Richard Dawkins is British. He is a scientist and an avid supporter of Darwin and the concept of Natural Selection. He is a professor at Oxford University. He is also an atheist – or as close as one can get to an atheist by his own definition. He offers no support for “faith” or religion. The Bible and the God of the Old Testament are not two of his favorite things. In case there is any doubt about where Mr. Dawkins stands on those issues let me quote a snippet from page 31 of this text:
“The God of the Old Testament is arguably the most unpleasant character in all fiction: jealous and proud of it; a petty, unjust, unforgiving control-freak; a vindictive, bloodthirsty, ethnic cleanser; a misogynistic, homophobic, racist, infanticidal, genocidal, filicidal, pestilential, megalomaniacal, sadomasochistic, capriciously, malevolent bully.”

I should think that quote by itself should absolve the author from any returns made by purchasers claiming that they bought this book by mistake. They thought that the author was a Christian Theologist and now they would like their money back.
He defines “faith” as belief beyond reason. And he further states that this is not a good thing. To encourage others to believe in what is not reasonable, or beyond logic and scientific reasoning, is the source of most of the world’s problems and has been for centuries. He feels it should be discouraged.

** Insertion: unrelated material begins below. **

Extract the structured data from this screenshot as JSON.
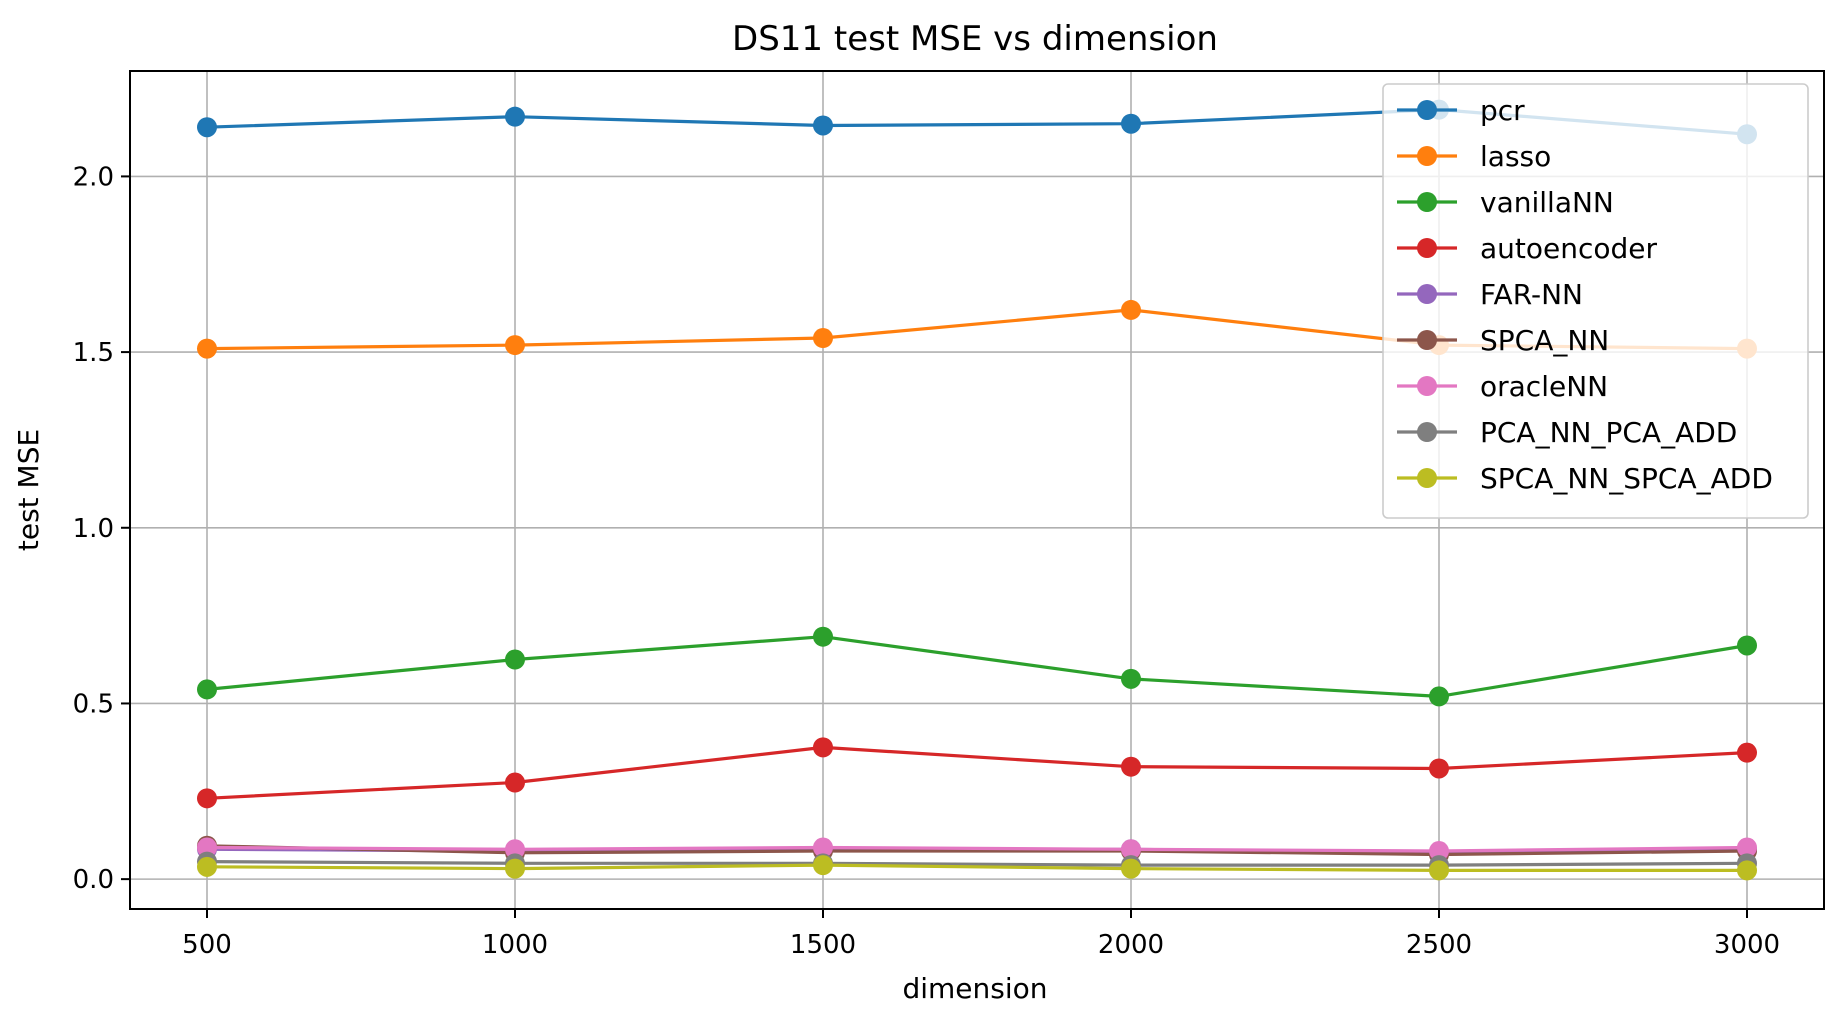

He is not a supporter of organized religions. He supports those who feel that teaching religion to children is a form of child abuse. He feels that educating children into religions should be stopped. Everyone notices the outrage of this practice when viewing the practice among religions not of their choice but find the whole process legitimate with their own children and their religious choice.
I would say that this book is basically an argument against belief in God or a God and the dangers of organized religion. The author deals with this controversial subject intellectually and reasonably. His views are very strong but he supports them with logical arguments and science.

He dismisses the proofs for the existence of God by St. Thomas Aquinas in as quick and a simple a fashion as I have ever read. He covers many of the basic philosophical arguments in a simple and direct language. For a more in depth analysis of this subject I would recommend “The Impossibility of God” edited by Michael Martin and Rici Monnier.

The author says that he is attempting to open people’s awareness and especially their awareness of the ramifications of Darwin’s principle of Natural Selection.
He has got my curiosity. I am interested in his explanations and I am certainly not as aware as he would like me to be.
For example: At one point in the book he argues with those who contend that the Universe and Life could not have been a matter of chance. The author agrees but contends that the argument is not between chance and design by a supernatural creator but between chance and Natural Selection.

I’m of the opinion that chance is fine. It is the only reasonable alternative and an acceptable answer. To posit God as an answer to the complicated origin of life and the Universe when there is no evidence of the existence of such a phenomenon is the same as saying Santa Clause did it or it was the Fairy Queen who is responsible for life and the Universe. It is a non-sequitur.
I can understand the author’s position in choosing Natural Selection as the origin of life but I do not see how Natural Selection answers the question of the origin of the Universe. Natural Selection is also subject to the infinite regression argument as is God.

To say that the Universe always was and always will be in one shape or form or another is fine with me. I see no other rational alternative at this time. To say that it “came about” via a process of “Natural Selection,” I find confusing. Clearly I need to be made more aware. I have another of the author’s books on my reading shelf “The Extended Phenotype.” I will read that and see if I can become more aware.
This book, The God Delusion, is simple, easy to read and covers the basics of apostasy as I see it. The author pulls no punches and presents his view confidently and unabashed.

I commend the author, Richard Dawkins, for speaking out as forcefully as he does. Theologists and the modern crowd of evangelicals are not the least bit timid in making their superstitions public. I see no reason why those of a contrary and more rational opinion should not do likewise.